20 August 2019

The AR-V7 liquid biopsy test

New blood test helps doctors choose the best treatments for men with advanced prostate cancer
Prostate Cancer | Real Stories | Where The Money Goes
3 MIN READ
 

A blood test which could prolong the lives of thousands of men in the United States with advanced prostate cancer has been developed by Movember-funded scientists.
 
The AR-V7 liquid biopsy test – which works by detecting the presence of a protein found on cancer cells - can predict whether or not a patient will respond to hormone-therapy drugs.
 
It means that patients who carry this protein don’t waste time taking treatments that would not work for them.
 
Results of the PROPHECY study, led by Dr Andrew J. Armstrong at Duke University, and funded by the Movember Foundation and the Prostate Cancer Foundation, has shown that drugs such as enzalutamide and abiraterone have little survival benefit to AR-V7 positive men with high-risk, advanced prostate cancer.
 
Following successful clinical trials, the AR-V7 test was developed by biotech company Epic Sciences and to date over 1,600 men in the US have taken the test, which is reimbursed by Medicare.
 
Dr Mark Buzza, Director of Biomedical Research at the Movember Foundation, says: “We are delighted to see that this test is now available to men in the US.
 
“On average, it takes 17 years to translate a laboratory discovery into a treatment that will impact lives – for it to reach patients within five years is almost unprecedented.
 
“The positive outcomes of the PROPHECY study means that a personalized medicine approach can now be undertaken for many men with advanced prostate cancer.

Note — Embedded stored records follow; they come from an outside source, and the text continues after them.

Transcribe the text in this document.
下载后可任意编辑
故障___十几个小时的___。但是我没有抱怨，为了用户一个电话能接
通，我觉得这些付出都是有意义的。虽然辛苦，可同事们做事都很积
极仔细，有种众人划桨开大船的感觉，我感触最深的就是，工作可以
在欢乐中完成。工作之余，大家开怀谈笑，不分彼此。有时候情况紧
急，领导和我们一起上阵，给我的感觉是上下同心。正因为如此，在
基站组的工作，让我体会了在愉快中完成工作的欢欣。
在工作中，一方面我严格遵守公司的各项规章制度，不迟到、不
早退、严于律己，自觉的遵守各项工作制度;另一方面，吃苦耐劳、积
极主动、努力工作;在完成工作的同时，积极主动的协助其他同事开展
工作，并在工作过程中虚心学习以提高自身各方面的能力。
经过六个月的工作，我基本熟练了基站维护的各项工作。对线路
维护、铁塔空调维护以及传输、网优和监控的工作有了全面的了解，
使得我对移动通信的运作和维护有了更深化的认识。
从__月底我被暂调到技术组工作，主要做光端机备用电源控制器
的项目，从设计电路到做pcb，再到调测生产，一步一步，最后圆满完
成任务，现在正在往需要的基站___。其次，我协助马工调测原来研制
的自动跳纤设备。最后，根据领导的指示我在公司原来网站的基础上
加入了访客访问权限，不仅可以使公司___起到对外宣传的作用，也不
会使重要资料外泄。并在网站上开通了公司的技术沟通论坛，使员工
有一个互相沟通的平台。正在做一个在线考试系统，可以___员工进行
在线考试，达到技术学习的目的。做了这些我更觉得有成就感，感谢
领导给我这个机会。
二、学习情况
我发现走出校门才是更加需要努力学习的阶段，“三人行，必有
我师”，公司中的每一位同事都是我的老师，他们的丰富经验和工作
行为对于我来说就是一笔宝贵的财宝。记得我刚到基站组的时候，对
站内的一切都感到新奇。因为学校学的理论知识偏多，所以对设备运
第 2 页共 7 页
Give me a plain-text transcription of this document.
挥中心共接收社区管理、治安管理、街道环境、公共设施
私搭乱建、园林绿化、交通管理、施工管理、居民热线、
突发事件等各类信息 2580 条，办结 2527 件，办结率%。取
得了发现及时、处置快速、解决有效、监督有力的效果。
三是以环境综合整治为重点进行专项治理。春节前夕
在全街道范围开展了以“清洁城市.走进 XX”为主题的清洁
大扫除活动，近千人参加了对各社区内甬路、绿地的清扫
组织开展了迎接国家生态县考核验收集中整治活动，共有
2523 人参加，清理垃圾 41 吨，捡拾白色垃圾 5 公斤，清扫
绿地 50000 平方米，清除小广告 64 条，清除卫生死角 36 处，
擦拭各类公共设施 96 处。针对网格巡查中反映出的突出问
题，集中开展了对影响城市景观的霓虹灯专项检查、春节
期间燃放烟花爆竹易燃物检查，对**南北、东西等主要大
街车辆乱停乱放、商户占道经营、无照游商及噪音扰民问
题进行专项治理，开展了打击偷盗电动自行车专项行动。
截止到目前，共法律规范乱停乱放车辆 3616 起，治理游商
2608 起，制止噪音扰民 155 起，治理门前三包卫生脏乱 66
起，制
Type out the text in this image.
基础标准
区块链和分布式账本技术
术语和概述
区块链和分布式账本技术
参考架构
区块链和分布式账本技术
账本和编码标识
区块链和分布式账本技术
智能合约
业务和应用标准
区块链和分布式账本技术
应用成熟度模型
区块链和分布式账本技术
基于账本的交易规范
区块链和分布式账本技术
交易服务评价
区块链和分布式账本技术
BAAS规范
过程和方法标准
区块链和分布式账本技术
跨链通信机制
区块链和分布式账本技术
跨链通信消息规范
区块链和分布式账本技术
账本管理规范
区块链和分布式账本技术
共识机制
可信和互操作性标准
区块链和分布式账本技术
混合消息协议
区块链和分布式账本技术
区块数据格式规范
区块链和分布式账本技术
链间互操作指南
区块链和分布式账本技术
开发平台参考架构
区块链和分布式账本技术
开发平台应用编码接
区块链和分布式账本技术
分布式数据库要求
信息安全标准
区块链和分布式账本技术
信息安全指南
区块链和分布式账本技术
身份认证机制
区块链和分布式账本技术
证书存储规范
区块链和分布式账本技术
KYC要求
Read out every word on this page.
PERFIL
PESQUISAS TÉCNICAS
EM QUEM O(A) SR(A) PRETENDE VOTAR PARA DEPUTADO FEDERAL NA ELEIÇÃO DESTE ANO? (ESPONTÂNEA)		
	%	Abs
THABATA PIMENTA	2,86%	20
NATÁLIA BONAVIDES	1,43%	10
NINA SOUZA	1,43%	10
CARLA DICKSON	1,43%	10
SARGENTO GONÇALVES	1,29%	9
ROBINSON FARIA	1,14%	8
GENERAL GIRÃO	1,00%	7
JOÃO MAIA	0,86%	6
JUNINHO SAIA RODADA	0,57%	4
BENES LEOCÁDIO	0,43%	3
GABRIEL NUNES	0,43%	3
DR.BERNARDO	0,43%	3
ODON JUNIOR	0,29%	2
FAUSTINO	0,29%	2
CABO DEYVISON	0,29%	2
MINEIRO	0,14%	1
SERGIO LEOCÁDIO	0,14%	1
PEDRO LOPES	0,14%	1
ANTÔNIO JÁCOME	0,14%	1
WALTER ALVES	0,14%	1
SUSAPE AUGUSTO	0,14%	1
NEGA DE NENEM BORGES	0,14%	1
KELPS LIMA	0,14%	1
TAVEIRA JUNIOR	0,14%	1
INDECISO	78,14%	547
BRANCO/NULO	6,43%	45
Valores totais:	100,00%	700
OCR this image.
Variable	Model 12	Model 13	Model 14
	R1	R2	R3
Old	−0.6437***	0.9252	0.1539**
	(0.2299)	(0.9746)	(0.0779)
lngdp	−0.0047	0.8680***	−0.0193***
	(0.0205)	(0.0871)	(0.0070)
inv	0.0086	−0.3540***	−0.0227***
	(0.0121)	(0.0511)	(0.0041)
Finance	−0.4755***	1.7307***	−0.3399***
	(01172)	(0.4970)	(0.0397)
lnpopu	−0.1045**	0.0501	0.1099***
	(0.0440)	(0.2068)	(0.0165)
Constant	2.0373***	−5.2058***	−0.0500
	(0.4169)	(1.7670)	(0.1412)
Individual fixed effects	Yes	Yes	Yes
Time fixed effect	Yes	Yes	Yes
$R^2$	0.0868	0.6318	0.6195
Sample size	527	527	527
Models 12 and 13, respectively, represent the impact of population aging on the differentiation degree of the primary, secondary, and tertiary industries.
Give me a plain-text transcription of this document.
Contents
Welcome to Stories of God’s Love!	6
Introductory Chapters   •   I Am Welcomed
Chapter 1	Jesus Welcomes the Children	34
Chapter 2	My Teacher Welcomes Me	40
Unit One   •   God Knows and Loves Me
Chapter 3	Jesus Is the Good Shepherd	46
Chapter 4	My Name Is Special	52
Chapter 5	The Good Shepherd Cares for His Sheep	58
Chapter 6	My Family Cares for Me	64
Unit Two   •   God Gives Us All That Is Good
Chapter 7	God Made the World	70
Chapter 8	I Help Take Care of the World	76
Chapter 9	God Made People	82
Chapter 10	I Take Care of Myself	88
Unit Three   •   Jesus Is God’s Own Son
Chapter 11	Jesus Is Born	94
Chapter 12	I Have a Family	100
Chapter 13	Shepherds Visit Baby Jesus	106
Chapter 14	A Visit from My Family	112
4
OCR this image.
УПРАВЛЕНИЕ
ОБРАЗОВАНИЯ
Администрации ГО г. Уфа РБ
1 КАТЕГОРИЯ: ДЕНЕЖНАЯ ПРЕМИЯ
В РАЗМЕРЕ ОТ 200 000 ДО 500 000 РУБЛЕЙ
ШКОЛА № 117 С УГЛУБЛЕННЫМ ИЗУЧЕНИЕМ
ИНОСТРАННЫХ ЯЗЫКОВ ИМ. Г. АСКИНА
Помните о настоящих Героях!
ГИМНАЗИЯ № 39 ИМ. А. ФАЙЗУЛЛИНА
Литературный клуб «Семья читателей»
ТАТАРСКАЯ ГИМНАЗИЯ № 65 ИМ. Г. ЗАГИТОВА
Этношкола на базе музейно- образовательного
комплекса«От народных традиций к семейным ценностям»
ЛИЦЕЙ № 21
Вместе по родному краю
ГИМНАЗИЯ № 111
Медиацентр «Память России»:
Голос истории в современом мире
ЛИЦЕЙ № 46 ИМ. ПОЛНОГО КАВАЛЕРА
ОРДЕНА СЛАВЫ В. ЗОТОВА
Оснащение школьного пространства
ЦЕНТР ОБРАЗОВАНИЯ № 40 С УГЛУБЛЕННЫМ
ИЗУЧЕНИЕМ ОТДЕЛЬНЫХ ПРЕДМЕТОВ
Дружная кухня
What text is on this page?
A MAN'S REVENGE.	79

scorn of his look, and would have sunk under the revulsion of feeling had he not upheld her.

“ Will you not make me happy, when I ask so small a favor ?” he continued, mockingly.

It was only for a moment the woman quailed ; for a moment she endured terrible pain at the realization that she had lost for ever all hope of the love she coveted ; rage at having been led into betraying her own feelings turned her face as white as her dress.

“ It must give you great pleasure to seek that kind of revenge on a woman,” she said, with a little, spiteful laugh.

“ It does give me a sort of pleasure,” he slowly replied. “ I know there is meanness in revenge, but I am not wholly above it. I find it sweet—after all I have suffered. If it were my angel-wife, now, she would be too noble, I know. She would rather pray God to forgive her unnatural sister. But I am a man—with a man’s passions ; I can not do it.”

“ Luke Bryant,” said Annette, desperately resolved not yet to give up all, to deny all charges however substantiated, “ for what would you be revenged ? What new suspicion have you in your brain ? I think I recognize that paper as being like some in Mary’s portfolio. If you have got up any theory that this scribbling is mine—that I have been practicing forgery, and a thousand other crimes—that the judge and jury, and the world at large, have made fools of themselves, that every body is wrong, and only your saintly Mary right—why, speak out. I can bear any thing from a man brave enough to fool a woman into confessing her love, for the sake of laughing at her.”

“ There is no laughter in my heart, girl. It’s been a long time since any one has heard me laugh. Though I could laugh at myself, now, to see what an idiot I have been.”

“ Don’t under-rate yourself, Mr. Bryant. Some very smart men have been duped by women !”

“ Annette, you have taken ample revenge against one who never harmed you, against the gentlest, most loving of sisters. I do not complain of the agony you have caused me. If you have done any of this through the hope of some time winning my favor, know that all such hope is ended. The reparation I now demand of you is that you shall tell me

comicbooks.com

The AR-V7 test provides a more accurate way of selecting and optimising treatment, based on a patient’s own genetic information.”
 
He added: “The AR-V7 test empowers men to make more informed decisions about their treatment. It will not only reduce unnecessary treatment side effects but will also improve men’s chances of survival.”

 
“The AR-V7 test empowers men to make more informed decisions about their treatment.”
 

Each year more than 174,000 men in the US are diagnosed with prostate cancer and more than 31,000 die from the disease.
 
Men with advanced prostate cancer are often offered therapies such as enzalutamide or abiraterone where first-line treatments such as surgery or chemotherapy have failed.
 
However, as many as a fifth of men do not respond to these drugs and until recently doctors have not been able to determine which patients will respond prior to treatment.
 
One patient who has taken the test is Bryce Olson, now 49, from Portland, Oregon, who was diagnosed with stage 4 prostate cancer in 2014.
 
The father-of-one, who had surgery and six rounds of chemotherapy before his cancer returned in 2015, says that finding out that that he was AR-V7 negative gave him the confidence to try a second-line hormonal drug.
 
He says: “I have a very aggressive prostate cancer so I cannot waste time taking drugs that aren’t going to work for me. The test result empowered me to get onto Zytiga (abiraterone) and prednisone as a treatment plan. I’m happy to say that I’m four plus months of having a declining PSA and I feel great.”